What is the largest amount of H2O in grams that can be formed when 7.30 g of H2 reacts with 7.30 g of O2, based on the balanced reaction below.
2 H2 + O2 2 H2O
first find the limiting agent because this determines the amount of water produced. this is done by calculating the mole of each gas and see which has a mole that satisfy the reaction;
for hydrogen; 7.30/2 = 3.65moles
for oxygen; 7.30/32 = 0.228moles
so hydrogen is excess in amount; the required mole is 2 (according to the equation).
oxygen is less than expected so it is the limiting agent which determines the amount of water produced.
use the mole for oxygen to determine the mole of water. then find the mass by multiplying the molar mass of water with its mole.
hope that helps.
To find the largest amount of H2O that can be formed, we need to use stoichiometry and the given masses of H2 and O2. Here are the steps to calculate it:
1. Calculate the number of moles of H2 and O2 using their respective molar masses.

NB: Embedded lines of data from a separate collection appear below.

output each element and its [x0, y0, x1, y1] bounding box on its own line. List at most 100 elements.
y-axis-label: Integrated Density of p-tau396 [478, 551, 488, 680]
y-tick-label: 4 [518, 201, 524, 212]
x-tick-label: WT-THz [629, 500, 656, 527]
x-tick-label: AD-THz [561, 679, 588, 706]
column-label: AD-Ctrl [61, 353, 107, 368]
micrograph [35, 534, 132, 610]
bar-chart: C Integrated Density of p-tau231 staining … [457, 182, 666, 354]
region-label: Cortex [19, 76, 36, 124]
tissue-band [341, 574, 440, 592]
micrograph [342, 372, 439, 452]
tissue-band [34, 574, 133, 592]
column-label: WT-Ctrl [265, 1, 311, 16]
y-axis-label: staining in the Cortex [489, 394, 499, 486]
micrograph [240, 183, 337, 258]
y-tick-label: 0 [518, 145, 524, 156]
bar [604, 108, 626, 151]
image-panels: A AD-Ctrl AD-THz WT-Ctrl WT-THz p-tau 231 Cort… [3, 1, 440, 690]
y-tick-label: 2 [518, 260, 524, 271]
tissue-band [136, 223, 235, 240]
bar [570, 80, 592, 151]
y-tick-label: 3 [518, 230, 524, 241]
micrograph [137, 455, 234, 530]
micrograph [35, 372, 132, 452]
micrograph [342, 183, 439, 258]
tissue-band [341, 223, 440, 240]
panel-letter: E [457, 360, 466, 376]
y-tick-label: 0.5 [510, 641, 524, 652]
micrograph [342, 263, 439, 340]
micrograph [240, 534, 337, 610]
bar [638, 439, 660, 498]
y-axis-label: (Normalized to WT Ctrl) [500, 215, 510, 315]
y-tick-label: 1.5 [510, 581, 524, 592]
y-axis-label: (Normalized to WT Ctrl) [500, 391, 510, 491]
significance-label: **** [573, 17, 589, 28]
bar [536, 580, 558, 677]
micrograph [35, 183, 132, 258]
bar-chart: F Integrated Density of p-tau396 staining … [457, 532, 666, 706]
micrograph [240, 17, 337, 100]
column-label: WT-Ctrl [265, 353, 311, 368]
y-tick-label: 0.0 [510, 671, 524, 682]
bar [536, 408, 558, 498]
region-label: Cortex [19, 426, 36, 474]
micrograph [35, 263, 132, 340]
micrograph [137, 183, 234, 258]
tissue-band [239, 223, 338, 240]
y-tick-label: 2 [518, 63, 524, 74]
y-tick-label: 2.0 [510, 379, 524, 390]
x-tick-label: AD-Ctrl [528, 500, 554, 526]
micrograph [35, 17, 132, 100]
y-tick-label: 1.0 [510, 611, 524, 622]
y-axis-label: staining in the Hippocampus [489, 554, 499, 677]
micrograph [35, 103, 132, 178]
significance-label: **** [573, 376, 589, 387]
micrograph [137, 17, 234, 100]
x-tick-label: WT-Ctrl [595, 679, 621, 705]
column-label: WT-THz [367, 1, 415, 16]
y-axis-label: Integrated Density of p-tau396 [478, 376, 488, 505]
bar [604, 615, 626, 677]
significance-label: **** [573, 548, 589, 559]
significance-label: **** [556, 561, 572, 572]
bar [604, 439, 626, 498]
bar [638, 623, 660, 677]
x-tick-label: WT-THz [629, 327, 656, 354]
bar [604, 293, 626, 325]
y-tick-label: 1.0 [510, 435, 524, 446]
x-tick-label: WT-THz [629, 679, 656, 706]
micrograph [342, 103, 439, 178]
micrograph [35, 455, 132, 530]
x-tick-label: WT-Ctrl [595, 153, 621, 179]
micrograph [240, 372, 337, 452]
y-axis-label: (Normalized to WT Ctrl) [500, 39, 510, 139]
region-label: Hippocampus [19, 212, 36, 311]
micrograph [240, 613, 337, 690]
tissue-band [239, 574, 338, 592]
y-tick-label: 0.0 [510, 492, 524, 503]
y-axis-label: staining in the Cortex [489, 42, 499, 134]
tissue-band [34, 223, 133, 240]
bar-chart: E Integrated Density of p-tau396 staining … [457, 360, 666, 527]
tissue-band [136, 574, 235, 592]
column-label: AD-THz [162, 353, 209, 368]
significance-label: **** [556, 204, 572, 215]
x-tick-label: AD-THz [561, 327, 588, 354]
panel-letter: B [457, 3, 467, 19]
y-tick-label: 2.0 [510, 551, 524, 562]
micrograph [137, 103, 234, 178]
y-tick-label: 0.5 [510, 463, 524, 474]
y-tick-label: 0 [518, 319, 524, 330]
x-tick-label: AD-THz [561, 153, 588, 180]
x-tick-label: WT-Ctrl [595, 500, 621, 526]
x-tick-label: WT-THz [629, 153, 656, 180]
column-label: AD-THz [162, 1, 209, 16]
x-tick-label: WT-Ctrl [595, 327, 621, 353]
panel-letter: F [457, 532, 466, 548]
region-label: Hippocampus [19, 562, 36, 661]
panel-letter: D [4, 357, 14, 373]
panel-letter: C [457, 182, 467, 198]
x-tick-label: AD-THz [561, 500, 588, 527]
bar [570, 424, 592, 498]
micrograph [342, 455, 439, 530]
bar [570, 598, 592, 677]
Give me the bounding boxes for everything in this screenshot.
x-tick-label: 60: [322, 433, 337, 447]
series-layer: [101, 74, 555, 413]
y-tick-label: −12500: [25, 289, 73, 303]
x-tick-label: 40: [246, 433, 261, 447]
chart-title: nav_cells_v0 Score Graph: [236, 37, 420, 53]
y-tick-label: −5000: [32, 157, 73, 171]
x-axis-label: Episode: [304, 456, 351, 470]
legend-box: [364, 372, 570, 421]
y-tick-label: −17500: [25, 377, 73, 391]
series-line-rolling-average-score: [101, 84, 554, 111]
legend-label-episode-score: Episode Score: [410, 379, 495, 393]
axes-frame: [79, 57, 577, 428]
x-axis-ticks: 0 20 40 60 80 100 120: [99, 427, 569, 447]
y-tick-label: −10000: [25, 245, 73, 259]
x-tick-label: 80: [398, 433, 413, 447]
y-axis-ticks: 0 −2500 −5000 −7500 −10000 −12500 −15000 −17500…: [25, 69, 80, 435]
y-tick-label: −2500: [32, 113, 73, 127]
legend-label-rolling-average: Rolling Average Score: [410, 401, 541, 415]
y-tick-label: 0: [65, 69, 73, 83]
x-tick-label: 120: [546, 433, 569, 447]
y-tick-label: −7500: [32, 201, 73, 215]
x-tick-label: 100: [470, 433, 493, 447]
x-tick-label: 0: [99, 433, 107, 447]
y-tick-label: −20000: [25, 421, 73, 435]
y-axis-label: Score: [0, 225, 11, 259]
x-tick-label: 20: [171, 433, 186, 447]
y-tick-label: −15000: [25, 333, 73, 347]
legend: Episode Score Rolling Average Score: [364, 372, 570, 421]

- Molar mass of H2 = 2.02 g/mol
- Molar mass of O2 = 32.00 g/mol
Moles of H2 = mass of H2 / molar mass of H2
= 7.30 g / 2.02 g/mol
= 3.6139 mol
Moles of O2 = mass of O2 / molar mass of O2
= 7.30 g / 32.00 g/mol
= 0.2281 mol
2. Determine the limiting reagent (the reactant that is completely consumed first) by comparing the moles of H2 and O2. The reactant with the smaller number of moles is the limiting reagent.
In this case, O2 has fewer moles (0.2281 mol) compared to H2 (3.6139 mol). Therefore, O2 is the limiting reagent.
3. Use stoichiometry to calculate the moles of H2O formed.
From the balanced equation, we can see that 2 moles of H2 react with 1 mole of O2 to produce 2 moles of H2O.
Moles of H2O = (moles of O2) * (2 moles of H2O / 1 mole of O2)
= 0.2281 mol * (2 mol/ 1 mol)
= 0.4562 mol
4. Convert the moles of H2O to grams by multiplying it by the molar mass of H2O.
Molar mass of H2O = 18.02 g/mol
Mass of H2O = moles of H2O * molar mass of H2O
= 0.4562 mol * 18.02 g/mol
= 8.229 g
Therefore, the largest amount of H2O that can be formed is 8.229 grams.
To determine the largest amount of H2O that can be formed, we need to use stoichiometry, which involves using the balanced equation to relate the moles of reactants and products.
Given the balanced equation:
2 H2 + O2 -> 2 H2O
First, we need to convert the given masses of H2 and O2 into moles.
1. Calculate the number of moles of H2:
Using the molar mass of hydrogen (H2), which is 2.02 g/mol, we can calculate the moles of H2:
7.30 g H2 × (1 mol H2 / 2.02 g H2) = 3.62 mol H2
2. Calculate the number of moles of O2:
Using the molar mass of oxygen (O2), which is 32.00 g/mol, we can calculate the moles of O2:
7.30 g O2 × (1 mol O2 / 32.00 g O2) = 0.23 mol O2
Next, we examine the stoichiometric ratio between H2 and H2O to determine the limiting reactant. The limiting reactant is the one that is completely consumed and restricts the amount of product formed.
From the balanced equation, we see that 2 moles of H2 forms 2 moles of H2O. Therefore, the stoichiometric ratio between H2 and H2O is 2:2, which simplifies to 1:1.
To determine the limiting reactant, we compare the moles of H2 and O2. In this case, since the moles of H2 are larger, H2 is in excess, and O2 is the limiting reactant.
Based on the stoichiometric ratio, we can determine the moles of H2O that can be formed:
Since 1 mol O2 reacts to form 2 mol H2O, and we have 0.23 mol O2 (the limiting reactant), we can calculate the moles of H2O:
0.23 mol O2 × (2 mol H2O / 1 mol O2) = 0.46 mol H2O
Finally, we need to convert the moles of H2O to grams.
Using the molar mass of H2O, which is 18.02 g/mol, we can calculate the grams of H2O:
0.46 mol H2O × (18.02 g H2O / 1 mol H2O) = 8.29 g H2O
Therefore, the largest amount of H2O that can be formed when 7.30 g of H2 reacts with 7.30 g of O2 is 8.29 grams.